First things first. I am a fan of Steve Kerr and The Golden State Warriors. And second of all, if he wants to keep his nose out of The China I don’t blame him. China is a huge economic resource for The NBA and with The Warriors being in San Francisco they are one of the most popular teams in China. If you don’t know what’s going on with The NBA and China go ahead and just go visit a website called google and you’ll figure it out. But it’s hilarious that Steve Kerr has an opinion on everything but when it comes to money and the economic status of his team he has no opinion.
Steve Kerr's full statement on the NBA/China controversy pic.twitter.com/7D5QTCtQe9
— Logan Murdock (@loganmmurdock) October 8, 2019
Remember this, from last year about the Great Social Justice (Golden State) Warrior?:
The coach of the NBA’s most powerful team will not stick to sports. Steve Kerr, whose Golden State Warriors are set to win their third NBA title in four years, has transformed from a master of unselfish offenses to an essential voice of reason in a world in which reason dies on cable news. “I think he’s got a fire burning,” the Warriors general manager, Bob Myers, told the Guardian in the run-up to Friday night’s Game 4 of the NBA finals. “It smolders in there. It lives in there. It’s there right now. I don’t know what he’s thinking right now but he’s thinking about something that he’s either read or heard that he didn’t like that he wants to speak on if asked about it.”
Chances are, Kerr will be asked. Chances are, Kerr will answer. No topic seems off limits. No question is too dangerous. … On the NFL’s new policy punishing players who silently protest against racial inequality during the national anthem: “It’s just typical of the NFL. They’re just playing to the fanbase. Basically just trying to use the anthem as fake patriotism, nationalism, scaring people. It’s idiotic.” …
Kerr stands out in a world where most sports coaches stay silent, either terrified of upsetting sponsors or fearful of upsetting team owners whose politics do not align with social change. His nearest NFL equivalent, New England Patriots coach Bill Belichick (who has five championships), grunts rejections of political questions, tipping his ideological hand in laudatory letters to Trump. … “There is no hidden truth to Steve,” Myers said. “There’s no hidden agenda to Steve, it’s ‘I will say what I feel and speak my mind and I’m going to try and live in that manner and try to back it up.’” …

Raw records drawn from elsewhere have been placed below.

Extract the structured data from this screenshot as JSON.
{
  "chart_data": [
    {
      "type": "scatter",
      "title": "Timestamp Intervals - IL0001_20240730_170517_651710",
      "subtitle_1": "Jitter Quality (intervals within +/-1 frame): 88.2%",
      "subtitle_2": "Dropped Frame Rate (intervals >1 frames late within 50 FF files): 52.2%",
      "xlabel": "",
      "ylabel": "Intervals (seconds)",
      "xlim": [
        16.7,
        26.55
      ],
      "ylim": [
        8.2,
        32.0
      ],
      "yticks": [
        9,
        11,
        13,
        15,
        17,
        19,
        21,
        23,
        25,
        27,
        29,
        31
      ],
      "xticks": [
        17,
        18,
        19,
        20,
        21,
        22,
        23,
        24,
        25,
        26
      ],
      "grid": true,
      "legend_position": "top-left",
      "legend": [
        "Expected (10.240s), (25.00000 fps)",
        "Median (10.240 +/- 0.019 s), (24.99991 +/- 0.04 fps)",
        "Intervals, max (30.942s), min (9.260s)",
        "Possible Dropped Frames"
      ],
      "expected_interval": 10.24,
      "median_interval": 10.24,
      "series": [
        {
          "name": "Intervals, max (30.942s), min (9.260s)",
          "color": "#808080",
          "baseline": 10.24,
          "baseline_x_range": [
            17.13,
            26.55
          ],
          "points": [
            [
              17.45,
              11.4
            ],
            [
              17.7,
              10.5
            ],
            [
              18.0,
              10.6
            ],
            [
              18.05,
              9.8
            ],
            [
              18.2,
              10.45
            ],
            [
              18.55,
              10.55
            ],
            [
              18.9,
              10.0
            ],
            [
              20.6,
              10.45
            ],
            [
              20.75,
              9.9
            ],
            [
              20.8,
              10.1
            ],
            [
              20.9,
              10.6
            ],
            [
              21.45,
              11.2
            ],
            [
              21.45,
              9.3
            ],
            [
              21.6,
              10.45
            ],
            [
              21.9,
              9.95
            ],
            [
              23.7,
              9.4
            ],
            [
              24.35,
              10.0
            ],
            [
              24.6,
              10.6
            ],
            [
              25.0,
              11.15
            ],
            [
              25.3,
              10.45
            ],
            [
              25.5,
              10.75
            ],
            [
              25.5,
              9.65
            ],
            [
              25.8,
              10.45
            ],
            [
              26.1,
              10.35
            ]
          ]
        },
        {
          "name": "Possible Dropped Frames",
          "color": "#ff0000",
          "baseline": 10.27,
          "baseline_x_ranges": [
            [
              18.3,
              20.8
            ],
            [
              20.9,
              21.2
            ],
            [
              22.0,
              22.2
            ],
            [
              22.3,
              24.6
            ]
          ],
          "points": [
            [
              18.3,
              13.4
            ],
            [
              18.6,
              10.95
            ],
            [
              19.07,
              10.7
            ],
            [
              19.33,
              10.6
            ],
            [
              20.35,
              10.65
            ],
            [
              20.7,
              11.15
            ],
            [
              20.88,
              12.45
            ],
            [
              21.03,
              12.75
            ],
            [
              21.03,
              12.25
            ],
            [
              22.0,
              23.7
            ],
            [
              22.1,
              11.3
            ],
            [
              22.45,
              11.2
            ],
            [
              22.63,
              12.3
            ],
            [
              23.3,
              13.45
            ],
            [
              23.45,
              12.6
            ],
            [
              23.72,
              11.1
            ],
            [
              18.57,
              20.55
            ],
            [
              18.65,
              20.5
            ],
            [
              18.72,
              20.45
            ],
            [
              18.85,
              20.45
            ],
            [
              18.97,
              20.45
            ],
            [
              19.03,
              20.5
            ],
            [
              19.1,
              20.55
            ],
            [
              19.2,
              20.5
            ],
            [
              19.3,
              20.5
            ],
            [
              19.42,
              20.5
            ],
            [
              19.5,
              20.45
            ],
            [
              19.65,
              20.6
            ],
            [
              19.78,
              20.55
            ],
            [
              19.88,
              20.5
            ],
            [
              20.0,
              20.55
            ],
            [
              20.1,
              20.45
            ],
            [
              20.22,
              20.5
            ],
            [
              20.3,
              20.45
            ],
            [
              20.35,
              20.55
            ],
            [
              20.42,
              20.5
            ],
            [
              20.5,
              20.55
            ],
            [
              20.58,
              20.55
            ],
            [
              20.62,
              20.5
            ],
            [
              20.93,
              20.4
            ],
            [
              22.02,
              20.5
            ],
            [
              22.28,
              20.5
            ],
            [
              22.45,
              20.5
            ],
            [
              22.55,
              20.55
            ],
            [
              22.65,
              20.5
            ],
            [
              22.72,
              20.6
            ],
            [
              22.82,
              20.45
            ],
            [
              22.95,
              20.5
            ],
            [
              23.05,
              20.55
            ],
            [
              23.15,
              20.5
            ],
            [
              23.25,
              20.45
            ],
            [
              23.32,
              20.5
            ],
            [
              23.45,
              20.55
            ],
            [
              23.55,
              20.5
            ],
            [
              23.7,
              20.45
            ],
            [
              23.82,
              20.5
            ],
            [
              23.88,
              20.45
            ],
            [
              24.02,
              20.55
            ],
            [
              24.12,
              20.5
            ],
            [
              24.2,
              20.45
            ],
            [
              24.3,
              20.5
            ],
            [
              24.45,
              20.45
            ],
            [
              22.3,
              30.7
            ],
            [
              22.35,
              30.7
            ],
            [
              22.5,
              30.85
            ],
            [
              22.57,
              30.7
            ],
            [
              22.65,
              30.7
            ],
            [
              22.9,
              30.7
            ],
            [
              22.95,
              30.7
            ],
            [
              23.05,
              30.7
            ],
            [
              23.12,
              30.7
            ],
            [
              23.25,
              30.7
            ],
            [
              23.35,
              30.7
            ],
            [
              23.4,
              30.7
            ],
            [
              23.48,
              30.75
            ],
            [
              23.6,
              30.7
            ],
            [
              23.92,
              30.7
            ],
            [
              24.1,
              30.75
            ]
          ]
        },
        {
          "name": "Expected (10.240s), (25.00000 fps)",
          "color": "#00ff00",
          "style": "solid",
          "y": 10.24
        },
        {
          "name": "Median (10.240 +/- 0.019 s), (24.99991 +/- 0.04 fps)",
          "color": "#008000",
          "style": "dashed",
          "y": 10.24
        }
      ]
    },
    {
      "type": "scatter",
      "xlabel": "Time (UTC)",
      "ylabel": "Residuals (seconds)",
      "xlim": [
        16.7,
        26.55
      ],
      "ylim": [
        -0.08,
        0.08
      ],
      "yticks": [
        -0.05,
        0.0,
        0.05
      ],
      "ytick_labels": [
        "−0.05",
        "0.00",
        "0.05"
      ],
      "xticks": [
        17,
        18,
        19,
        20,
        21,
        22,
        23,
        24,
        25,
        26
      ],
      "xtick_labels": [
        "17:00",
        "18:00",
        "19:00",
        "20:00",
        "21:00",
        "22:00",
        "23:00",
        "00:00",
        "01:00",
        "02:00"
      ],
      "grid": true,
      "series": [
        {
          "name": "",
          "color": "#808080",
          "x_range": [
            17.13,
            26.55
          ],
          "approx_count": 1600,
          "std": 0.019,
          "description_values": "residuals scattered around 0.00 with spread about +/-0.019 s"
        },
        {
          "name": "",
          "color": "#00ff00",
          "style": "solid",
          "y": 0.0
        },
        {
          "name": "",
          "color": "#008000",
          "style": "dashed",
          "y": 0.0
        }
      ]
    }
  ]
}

Today’s NBA has a fearlessness about social justice that petrifies the NFL. While football owners are bullied by Trump, anguished about the potential of upsetting their fans or frightening away advertisers, basketball players don’t seem shackled. This is especially true of Kerr and the Warriors.
So yeah. I am sure Steve Kerr has an opinion on China. He should have just went with a simple “What’s China? Never heard of them?”. It’s hilarious how fake all these social justice warriors are in the NBA. Where is Greg Popovich? Where is LeBron James? The guys who literally are ready to jump into any conversation and have opinions on everything this time have no opinion. Why? Well probably because this time it could affect their money.